Considerando que a contratação de Vigias é mais “barata” do que a contração de Vigilantes, você pode estar se perguntando: afinal, qual a diferença que existe entre o Vigilante e o Vigia?

Esta resposta exige uma explicação técnica. Vamos buscá-la, então:

1.   VIGILANTE

a)  CBO: 5173-30.

b)  Base legal: Lei nº 7.102/83.

c)   Requisitos para formação profissional:

  • Ter idade mínima de 21 (vinte e um) anos;
  • Ter instrução correspondente à 4ª (quarta) série do primeiro grau;
  • Ter sido aprovado, em curso de formação de vigilante, de 200 horas aula de duração, assegurado reciclagem bienal de 50 horas aula de duração;
  • Ter sido aprovado em exame de saúde física, mental e psicotécnico;
  • Não ter antecedentes criminais registrados; e
  • Estar quite com as obrigações eleitorais e militares.
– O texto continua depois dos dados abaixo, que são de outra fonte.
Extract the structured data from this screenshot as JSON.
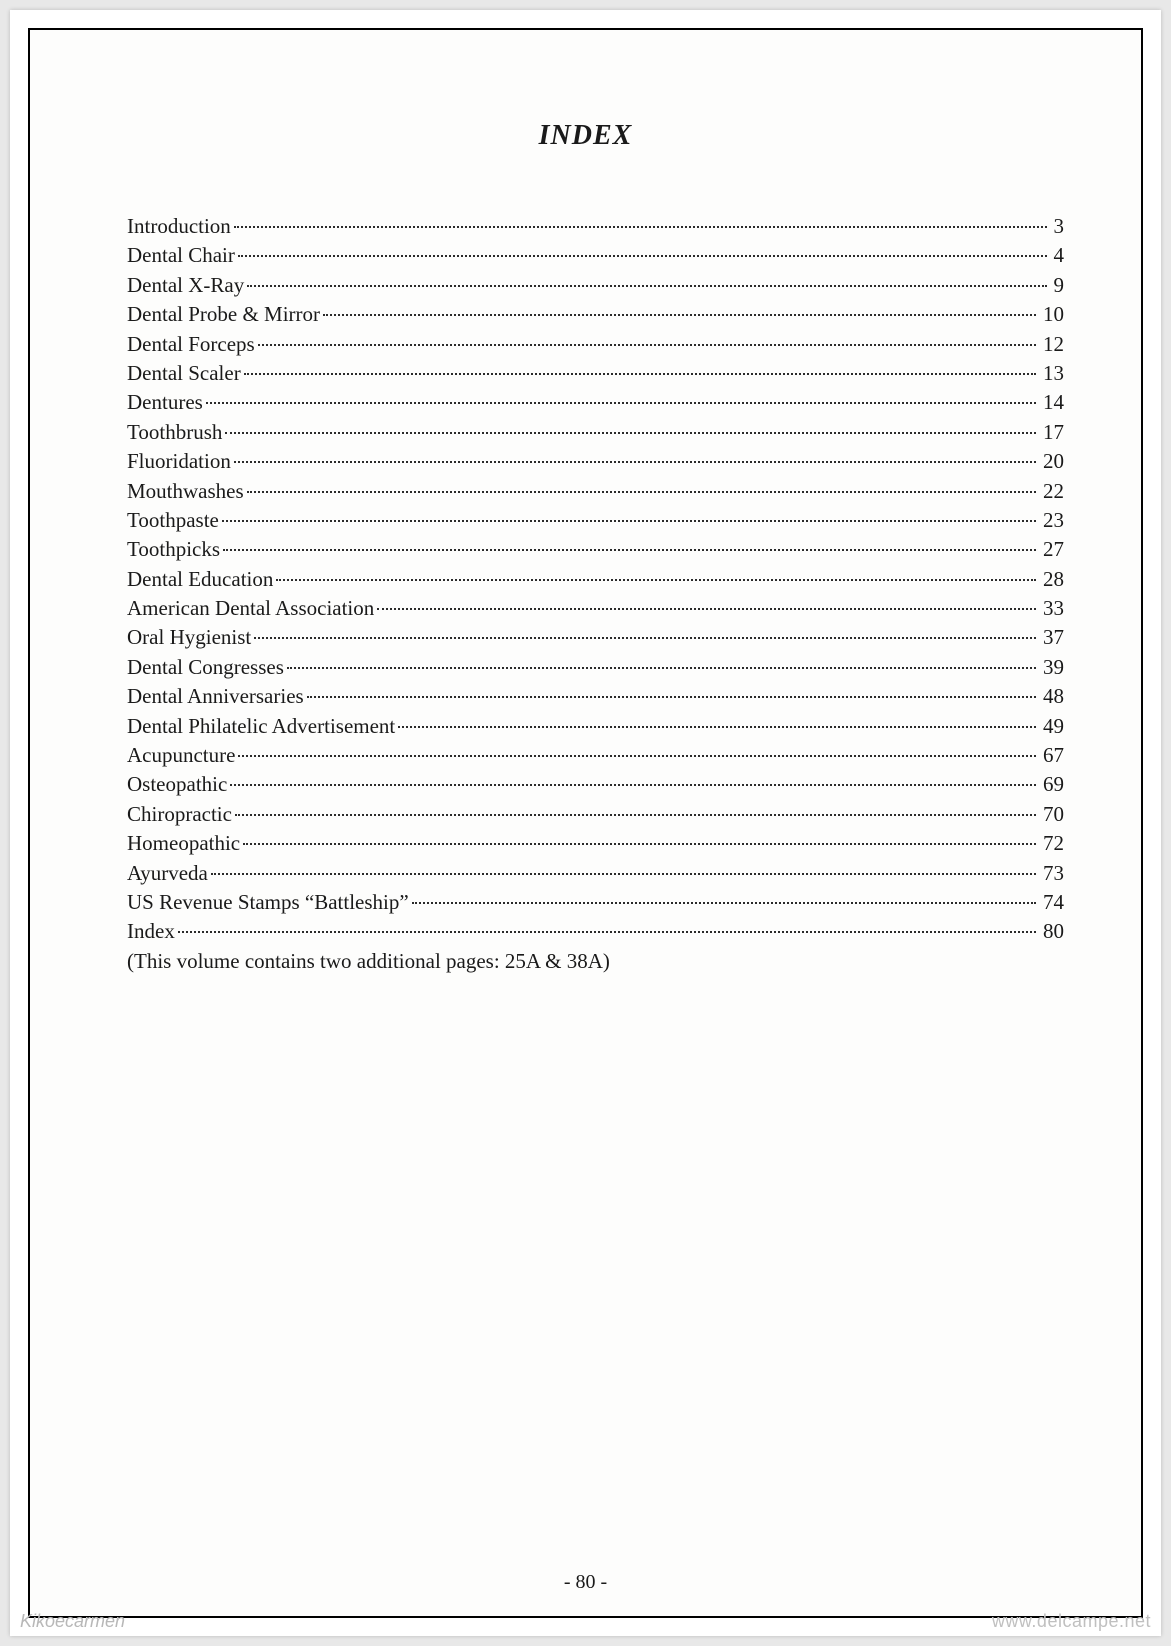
{
  "title": "INDEX",
  "entries": [
    {
      "title": "Introduction",
      "page": "3"
    },
    {
      "title": "Dental Chair",
      "page": "4"
    },
    {
      "title": "Dental X-Ray",
      "page": "9"
    },
    {
      "title": "Dental Probe & Mirror",
      "page": "10"
    },
    {
      "title": "Dental Forceps",
      "page": "12"
    },
    {
      "title": "Dental Scaler",
      "page": "13"
    },
    {
      "title": "Dentures",
      "page": "14"
    },
    {
      "title": "Toothbrush",
      "page": "17"
    },
    {
      "title": "Fluoridation",
      "page": "20"
    },
    {
      "title": "Mouthwashes",
      "page": "22"
    },
    {
      "title": "Toothpaste",
      "page": "23"
    },
    {
      "title": "Toothpicks",
      "page": "27"
    },
    {
      "title": "Dental Education",
      "page": "28"
    },
    {
      "title": "American Dental Association",
      "page": "33"
    },
    {
      "title": "Oral Hygienist",
      "page": "37"
    },
    {
      "title": "Dental Congresses",
      "page": "39"
    },
    {
      "title": "Dental Anniversaries",
      "page": "48"
    },
    {
      "title": "Dental Philatelic Advertisement",
      "page": "49"
    },
    {
      "title": "Acupuncture",
      "page": "67"
    },
    {
      "title": "Osteopathic",
      "page": "69"
    },
    {
      "title": "Chiropractic",
      "page": "70"
    },
    {
      "title": "Homeopathic",
      "page": "72"
    },
    {
      "title": "Ayurveda",
      "page": "73"
    },
    {
      "title": "US Revenue Stamps “Battleship”",
      "page": "74"
    },
    {
      "title": "Index",
      "page": "80"
    }
  ],
  "note": "(This volume contains two additional pages:  25A & 38A)",
  "page_number": "- 80 -",
  "footer_left": "Kikoecarmen",
  "footer_right": "www.delcampe.net",
  "colors": {
    "page_bg": "#ffffff",
    "outer_bg": "#e8e8e8",
    "text": "#1a1a1a",
    "watermark": "#b8b8b8",
    "border": "#000000"
  },
  "typography": {
    "body_font": "Times New Roman",
    "title_fontsize_pt": 21,
    "entry_fontsize_pt": 16,
    "title_weight": "bold",
    "title_style": "italic"
  }
}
d)  Atividades ou operações permitidas

  • Segurança Patrimonial em estabelecimentos públicos ou privados, bem como em áreas de conservação de fauna, flora natural e de reflorestamento;
  • Segurança de eventos em espaços públicos ou privados;
  • Segurança no transporte de valores;
  • Escolta armada no acompanhamento de cargas ou de valores;
  • Segurança Pessoal no acompanhamento e proteção física de pessoas ou de grupos de pessoas;
  •  Monitoramento Eletrônico de estabelecimentos comerciais, residenciais e/ou industriais.

e)  Requisito básico para o exercício profissional

O exercício da profissão de vigilante requer prévio registro no Departamento de Polícia Federal – DELESP de Brasília/DF.

f)    É assegurado ao Vigilante

  • Uniforme especial à custa da empresa a que se vincular;
  • Porte de arma, quando em serviço;
  • Prisão especial por ato decorrente do serviço;
  • Seguro de vida em grupo, feito pela empresa empregadora;
  • Assistência jurídica, no exercício da função, praticar ato que o leve a responder a ação penal;
  • Pagamento de adicional de periculosidade, na ordem de 30%, isto porque sua função está elencada na CLT – Consolidação da Leis Trabalhistas, artigo 193, § 3º e Norma Regulamentadora, NR-16, Anexo 2, I, alínea “b” que expressamente afirma: “Serviços de Vigilância, (…).”

2.   VIGIA

a)   CBO: 5174-20.

b)  Base legal: profissão não regulada por lei.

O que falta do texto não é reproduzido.